Mrs. Barton shook her head insistently. “No, she would have told me, I’m sure of it. Stephen hasn’t heard from her and neither have I. I’m afraid for her and I want to know that she is safe. That’s all. She doesn’t even have to know that I hired you, or that I was concerned for her. Will you take the case?”

 

 

 

I was still reluctant to do Walter Cole’s dirty work and to take advantage of Isobel Barton, but I had little else on my plate except an appearance in court the following day on behalf of an insurance firm, another case I had taken for the money and to pass the time.

 

If there was a connection between the disappearance of Catherine Demeter and Sonny Ferrera, then she was almost certainly in trouble.

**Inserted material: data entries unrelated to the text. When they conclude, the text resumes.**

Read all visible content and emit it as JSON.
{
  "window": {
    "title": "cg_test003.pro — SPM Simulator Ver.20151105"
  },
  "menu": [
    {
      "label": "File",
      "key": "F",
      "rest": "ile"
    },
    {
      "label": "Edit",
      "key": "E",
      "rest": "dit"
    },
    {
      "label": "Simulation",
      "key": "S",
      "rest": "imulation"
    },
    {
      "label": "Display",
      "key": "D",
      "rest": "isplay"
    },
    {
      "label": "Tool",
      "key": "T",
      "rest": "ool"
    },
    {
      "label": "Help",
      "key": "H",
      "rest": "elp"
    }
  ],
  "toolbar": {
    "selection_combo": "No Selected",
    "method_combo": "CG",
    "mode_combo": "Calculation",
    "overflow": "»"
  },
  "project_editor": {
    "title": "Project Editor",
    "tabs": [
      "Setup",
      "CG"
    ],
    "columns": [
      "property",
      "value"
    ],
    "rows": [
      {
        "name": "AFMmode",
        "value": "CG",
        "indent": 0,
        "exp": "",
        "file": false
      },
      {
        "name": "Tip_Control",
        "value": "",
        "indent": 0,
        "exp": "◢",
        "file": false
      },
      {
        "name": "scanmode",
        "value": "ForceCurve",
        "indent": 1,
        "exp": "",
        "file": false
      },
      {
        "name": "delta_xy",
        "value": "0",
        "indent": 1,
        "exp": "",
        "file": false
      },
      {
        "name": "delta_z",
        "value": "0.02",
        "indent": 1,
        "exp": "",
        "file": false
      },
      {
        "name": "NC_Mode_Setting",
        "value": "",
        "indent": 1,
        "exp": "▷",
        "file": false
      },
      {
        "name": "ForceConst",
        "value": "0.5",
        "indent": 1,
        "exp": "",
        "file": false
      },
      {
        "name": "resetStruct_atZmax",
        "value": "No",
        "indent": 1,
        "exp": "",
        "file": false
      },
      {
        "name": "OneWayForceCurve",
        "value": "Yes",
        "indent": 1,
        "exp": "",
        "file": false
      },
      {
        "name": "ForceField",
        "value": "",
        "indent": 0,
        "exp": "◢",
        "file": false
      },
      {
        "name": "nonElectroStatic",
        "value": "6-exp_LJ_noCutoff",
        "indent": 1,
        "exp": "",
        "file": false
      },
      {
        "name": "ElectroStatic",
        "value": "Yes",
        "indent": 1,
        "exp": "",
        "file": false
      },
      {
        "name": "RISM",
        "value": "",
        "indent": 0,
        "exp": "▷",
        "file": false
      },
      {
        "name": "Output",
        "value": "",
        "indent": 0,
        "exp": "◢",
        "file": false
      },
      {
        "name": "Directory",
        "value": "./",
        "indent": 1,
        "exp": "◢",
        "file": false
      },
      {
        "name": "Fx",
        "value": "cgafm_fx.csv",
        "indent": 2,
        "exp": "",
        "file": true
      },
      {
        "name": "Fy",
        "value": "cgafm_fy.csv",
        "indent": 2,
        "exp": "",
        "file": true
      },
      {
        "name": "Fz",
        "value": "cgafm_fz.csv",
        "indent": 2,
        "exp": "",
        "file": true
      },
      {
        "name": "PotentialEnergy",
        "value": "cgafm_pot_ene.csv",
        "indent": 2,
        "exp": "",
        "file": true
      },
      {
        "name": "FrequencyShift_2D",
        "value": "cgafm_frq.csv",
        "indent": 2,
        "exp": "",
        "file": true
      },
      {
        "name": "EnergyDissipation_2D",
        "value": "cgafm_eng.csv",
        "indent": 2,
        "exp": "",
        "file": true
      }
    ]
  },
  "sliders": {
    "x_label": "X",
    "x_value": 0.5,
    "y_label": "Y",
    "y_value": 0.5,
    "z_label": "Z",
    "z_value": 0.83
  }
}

If Sonny had been involved in the killing of Fat Ollie Watts, it was clear that he was going off the rails.

 

“I’ll give it a few days,” I said. “As a favor,” I added. “Do you want to know my rates?”

 

 

 

She was already writing a check, drawn on her private account and not that of the trust. “Here’s three thousand dollars in advance and this is my card. My private number is on the back.”

 

 

 

She moved her chair forward. “Now, what else do you need to know?”

 

 

 

? ? ?

 

 

 

That evening, I had dinner at River on Amsterdam Avenue, close to Seventieth Street, where the classic beef made it the best Vietnamese in town and where the staff moved by so softly that it was like being waited on by shadows or passing breezes. I watched a young couple at a nearby table intertwining their hands, running their fingers over each other’s knuckles and fingertips, tracing delicate circles in their palms, then gripping their hands together and pressing the heel of each hand forcefully against the other. And as they simulated their lovemaking, a waitress drifted by and smiled knowingly at me as I watched.